As he responded to an audit finding financial controls at the B.C. Legislature were lacking, the chief of staff to Speaker Darryl Plecas also explained why – from one year to the next, travel costs in the Speaker's office had tripled.

"Every single dollar is explainable,” Alan Mullen told CTV News in an exclusive interview.

In the first full year under Darryl Plecas – 2018-19 - travel spending soared from $19,188 to $60,947, according to numbers compiled by the Auditor General’s office. 2017 was an election year, which cut the spring session short. There was a short session after the election, with Steve Thompson as Speaker. Plecas became Speaker later that year.

Here’s how travel costs for 2018-19 in the Speaker’s office break down:

  • $26,685 for the Speaker’s out-of-province travel
  • $31,759 paid to Alan Mullen for travel
  • $2,502 paid for travel related to the Speaker’s forum

Mullen said his travel costs came while he was living on the mainland.

“The speaker and I sat down and ultimately decided, 'Look, this is not the most cost effective way of doing it,' and the decision was made, good or bad or right or wrong, for me to move to Victoria to eliminate that cost.”

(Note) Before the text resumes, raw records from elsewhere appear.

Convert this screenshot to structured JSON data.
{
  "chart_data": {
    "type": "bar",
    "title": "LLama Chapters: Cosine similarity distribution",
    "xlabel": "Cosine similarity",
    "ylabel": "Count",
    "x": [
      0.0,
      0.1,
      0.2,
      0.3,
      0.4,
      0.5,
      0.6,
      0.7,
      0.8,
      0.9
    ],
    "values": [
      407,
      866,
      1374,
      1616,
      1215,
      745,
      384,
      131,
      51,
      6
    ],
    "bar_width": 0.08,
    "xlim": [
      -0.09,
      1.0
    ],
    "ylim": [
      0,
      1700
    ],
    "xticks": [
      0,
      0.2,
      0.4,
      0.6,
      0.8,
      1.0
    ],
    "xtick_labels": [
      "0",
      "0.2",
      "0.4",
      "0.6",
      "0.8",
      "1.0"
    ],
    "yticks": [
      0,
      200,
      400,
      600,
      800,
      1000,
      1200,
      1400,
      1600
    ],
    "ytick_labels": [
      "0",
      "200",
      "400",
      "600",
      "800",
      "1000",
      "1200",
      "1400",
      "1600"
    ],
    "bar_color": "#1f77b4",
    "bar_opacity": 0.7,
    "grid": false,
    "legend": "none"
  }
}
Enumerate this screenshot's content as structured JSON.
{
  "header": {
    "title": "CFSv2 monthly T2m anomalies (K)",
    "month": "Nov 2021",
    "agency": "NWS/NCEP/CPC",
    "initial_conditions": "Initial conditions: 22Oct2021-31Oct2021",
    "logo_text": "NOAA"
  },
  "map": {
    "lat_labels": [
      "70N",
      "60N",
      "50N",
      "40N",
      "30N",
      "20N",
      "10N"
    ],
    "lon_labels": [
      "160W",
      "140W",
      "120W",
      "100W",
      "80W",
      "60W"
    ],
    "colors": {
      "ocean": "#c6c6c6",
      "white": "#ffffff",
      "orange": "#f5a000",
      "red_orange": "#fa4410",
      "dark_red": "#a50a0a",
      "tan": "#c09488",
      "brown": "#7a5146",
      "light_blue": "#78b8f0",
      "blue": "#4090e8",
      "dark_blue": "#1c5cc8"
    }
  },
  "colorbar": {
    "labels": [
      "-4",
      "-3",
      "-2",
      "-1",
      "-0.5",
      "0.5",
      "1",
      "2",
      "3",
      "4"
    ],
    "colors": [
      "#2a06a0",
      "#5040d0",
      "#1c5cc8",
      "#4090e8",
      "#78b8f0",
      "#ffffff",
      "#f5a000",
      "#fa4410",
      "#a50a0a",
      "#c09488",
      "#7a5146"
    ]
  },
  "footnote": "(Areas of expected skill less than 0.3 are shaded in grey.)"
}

Financial reports presented to a committee responsible for oversight of the legislature show repeatedly in notes that the Speaker’s office could go over budget due to an increase in employee travel.

Jackie Tegart, a Liberal MLA who sits on the Legislative Assembly Management Committee, which has oversight for the affairs of the precinct, said she would like to see a proactive approach to disclosing such expenses from the Speaker’s office.

“The Speaker is the person who would sign off on that and obviously he accepts that as an explanation," Tegart said. "I think as taxpayers we would expect that Mr. Mullen be very accountable.”

All this comes after Plecas raised concerns about spending at the legislature by top officials. Clerk Craig James and Sargeant-at-Arms Gary Lenz were placed on leave last November amid reports of an RCMP investigation. Both men deny any wrongdoing.

Tegart added she’d like to see details about who was met with and what was discussed during trips. This summer Mullen took a trip to several jurisdictions in connection with a security review. He promised a full detailing of that was coming and the Speaker also committed to detailing travel in the top three offices, dating back up to 10 years to allow for a more fulsome comparison.

Mullen said he believed the focus on the Speaker’s travel took away from the work completed by the Auditor General’s office.

“There were no policies in place which essentially created a candy store of corruption," he said.

Mullen added he’d like the focus to be on the issues that need to be addressed to ensure proper financial controls are in place. Tegart insisted that work had been underway for years, yet did credit Plecas for raising some of the issues.

An RCMP investigation, a Police Act probe and a workplace review are still to come -- potentially uncovering even more issues to fix.